Novartis AG (ADR) (NYSE:NVS) just announced that the FDA has approved its oncology asset, Zykadia, as a first-line therapy in lung cancer patients. Specifically, the drug is now available for prescription in patients with metastatic non-small cell lung cancer (NSCLC) whose tumors are anaplastic lymphoma kinase (ALK)-positive. Prior to this approval, the asset was limited as a second-line option for patients who progressed on or are intolerant to Xalkori (crizotinib). The approval is good news for Novartis and the shareholders, but there is the potential for some serious competition just around the corner, and this sort of takes the edge off the achievement.
Here is what’s important.
First, it’s worth mentioning that this drug isn’t a massive seller in its second line indication for Novartis. The drug generated a little over $91 million in revenues last year, as compared to the more than $560 million that the above-mentioned Xalkori generated across the same period for its maker of Pfizer Inc. (NYSE:PFE). With that said, however, its potential application as a first-line treatment promises to boost what are essentially lackluster sales going forward. Well, that’s the hope. As we will get to in a little bit more detail shortly, there’s a competitive pressure that could hamper this potential.
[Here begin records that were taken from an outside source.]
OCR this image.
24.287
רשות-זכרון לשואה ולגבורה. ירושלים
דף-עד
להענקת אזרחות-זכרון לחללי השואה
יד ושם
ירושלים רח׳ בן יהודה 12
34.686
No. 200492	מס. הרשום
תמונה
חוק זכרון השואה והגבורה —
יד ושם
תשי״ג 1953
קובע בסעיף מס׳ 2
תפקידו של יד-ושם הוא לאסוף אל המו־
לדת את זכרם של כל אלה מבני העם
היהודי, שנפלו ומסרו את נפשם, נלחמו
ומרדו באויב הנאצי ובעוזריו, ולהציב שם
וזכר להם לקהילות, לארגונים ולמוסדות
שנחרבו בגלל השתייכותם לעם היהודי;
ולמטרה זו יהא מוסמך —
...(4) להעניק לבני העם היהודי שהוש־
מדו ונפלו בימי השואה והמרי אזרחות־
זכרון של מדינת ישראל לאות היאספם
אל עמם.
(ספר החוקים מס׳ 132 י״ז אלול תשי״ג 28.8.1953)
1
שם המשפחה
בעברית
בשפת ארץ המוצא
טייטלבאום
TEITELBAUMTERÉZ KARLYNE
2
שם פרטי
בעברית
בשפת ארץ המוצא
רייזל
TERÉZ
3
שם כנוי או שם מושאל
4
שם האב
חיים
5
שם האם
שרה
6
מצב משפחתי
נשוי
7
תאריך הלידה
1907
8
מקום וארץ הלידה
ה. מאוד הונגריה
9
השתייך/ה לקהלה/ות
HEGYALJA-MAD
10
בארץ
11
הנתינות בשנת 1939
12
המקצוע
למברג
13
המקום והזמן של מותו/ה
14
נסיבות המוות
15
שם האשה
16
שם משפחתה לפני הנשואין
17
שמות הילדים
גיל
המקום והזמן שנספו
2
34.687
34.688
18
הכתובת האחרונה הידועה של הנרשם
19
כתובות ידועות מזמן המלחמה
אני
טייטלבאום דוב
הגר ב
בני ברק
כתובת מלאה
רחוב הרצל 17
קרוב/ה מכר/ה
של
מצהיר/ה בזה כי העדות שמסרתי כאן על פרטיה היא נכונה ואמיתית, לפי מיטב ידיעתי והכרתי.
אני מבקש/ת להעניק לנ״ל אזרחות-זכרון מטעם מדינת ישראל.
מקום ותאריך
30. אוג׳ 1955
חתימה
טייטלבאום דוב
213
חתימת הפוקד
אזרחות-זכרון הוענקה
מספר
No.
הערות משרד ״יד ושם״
Anyway, the drug itself is part of a family of drugs called combined ALK and ROS1 inhibitors. Its mechanism of action (MOA) is rooted in its ability to function as a protein kinase inhibitor by competitive binding within what’s called the ATP-binding pocket of target kinases. Through this process, it inhibits tyrosine kinase, which is one of the c-Met/Hepatocyte growth factor receptors (HGFRs) responsible for oncogenesis in malignant neoplasms. There’s also a degree of evidence that suggests it inhibits angiogenesis, but the primary MOA is as described above.
The FDA first approved the drug in 2011 for a small lung cancer population, and then again as an expanded approval in March last year for patients with ROS1-positive non-small cell lung cancer.
The latest approval is based on some data that Novartis collected as part of what it called the ASCEND-4 trial. It was a phase III that pitched the drug against first-line pemetrexed-platinum chemotherapy followed by pemetrexed alone as a maintenance therapy. As demonstrated by the trial data, patients treated with first-line Zykadia had a median progression-free survival (PFS) of 16.6 months compared to 8.1 months for those in the control arm.
That’s strong data, and the drug was pretty much a shoo-in for expanded approval ahead of the FDA’s decision. It’s also in a similar application stage in Europe, and again, it’s pretty much a shoo-in for a regulatory green light on that side of the Atlantic.
So that’s good news.
The bad news is that all of this might not matter in a couple of years. Roche Holding Ltd. (ADR) (OTCMKTS:RHHBY) is developing its own asset of this type, an ALK inhibitor called Alecensa. The drug is already approved for first-line ALK-positive NSCLC in Japan, a region in which Roche commands almost two-thirds market share versus Xalkori. In a phase III study that wrapped up early 2017, Alecensa proved more effective and more tolerable, than Xalkori, and data from this study forms the basis of registration applications that are set to be submitted to the relative authorities in the US and Europe, the FDA and the EMA respectively, before the end of this year.
If and when these authorities green light the drug, there’s a good chance that it will quickly redirect market share from both Xalkori and Zykadia towards its own script counts, and this is bad news for Pfizer and Novartis both.
Right now, then, for Novartis, it’s all about getting this drug in the hands of as many physicians (and by proxy, patients) as possible before Roche can mount a challenge in this patient population. If the company can establish a strong patient base ahead of a regulatory thumbs up for Alecensa in the US (and Europe) then it might be able to mitigate the competitive pressures somewhat.